这是使用字符串模板生成 xml 的示例。

import string
from xml.sax.saxutils import escape

inner_template = string.Template('    <field${id} name="${name}">${value}</field${id}>')

outer_template = string.Template("""<root>
 <doc>
${document_list}
 </doc>
</root>
 """)

data = [
    (1, 'foo', 'The value for the foo document'),
    (2, 'bar', 'The <value> for the <bar> document'),
]

inner_contents = [inner_template.substitute(id=id, name=name, value=escape(value)) for (id, name, value) in data]
result = outer_template.substitute(document_list='\n'.join(inner_contents))
print result

Output:

输出:

<root>
 <doc>
    <field1 name="foo">The value for the foo document</field1>
    <field2 name="bar">The &lt;value&gt; for the &lt;bar&gt; document</field2>
 </doc>
</root>

The downer of the template approach is that you won't get escaping of <and >for free. I danced around that problem by pulling in a util from xml.sax

模板方法的令人沮丧的是,你不会得到的逃避<>自由。我通过从xml.sax

回答by Cloughie

I just finished writing an xml generator, using bigh_29's method of Templates ... it's a nice way of controlling what you output without too many Objects getting 'in the way'.

我刚刚完成了一个 xml 生成器的编写,使用 bigh_29 的模板方法......这是一种控制输出内容的好方法,而不会有太多对象“妨碍”。

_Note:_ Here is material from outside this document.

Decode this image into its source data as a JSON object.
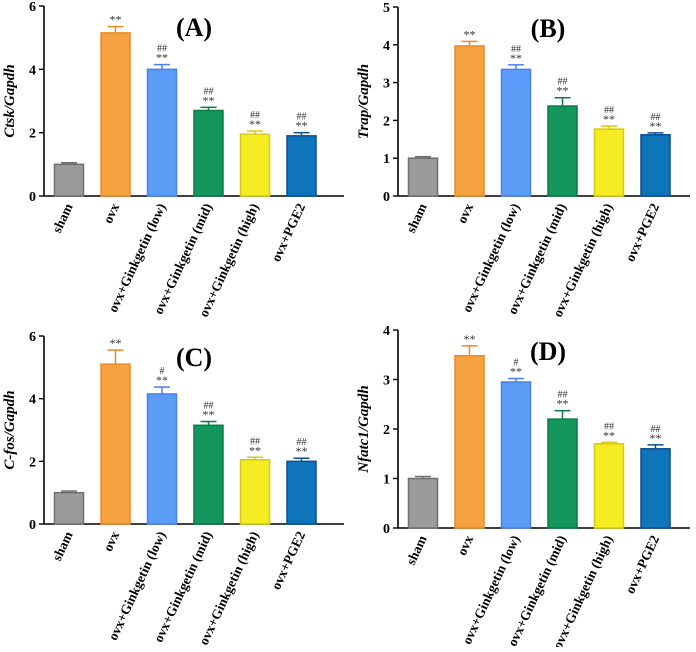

As for the tag and value, I used two arrays, one which gave the tag name and position in the output xml and another which referenced a parameter file having the same list of tags. The parameter file, however, also has the position number in the corresponding input (csv) file where the data will be taken from. This way, if there's any changes to the position of the data coming in from the input file, the program doesn't change; it dynamically works out the data field position from the appropriate tag in the parameter file.

至于标记和值,我使用了两个数组,一个给出了输出 xml 中的标记名称和位置,另一个引用了具有相同标记列表的参数文件。但是,参数文件在相应的输入 (csv) 文件中也有位置编号,数据将从该文件中提取。这样,如果来自输入文件的数据的位置发生任何变化,程序就不会改变;它从参数文件中的适当标记动态计算出数据字段位置。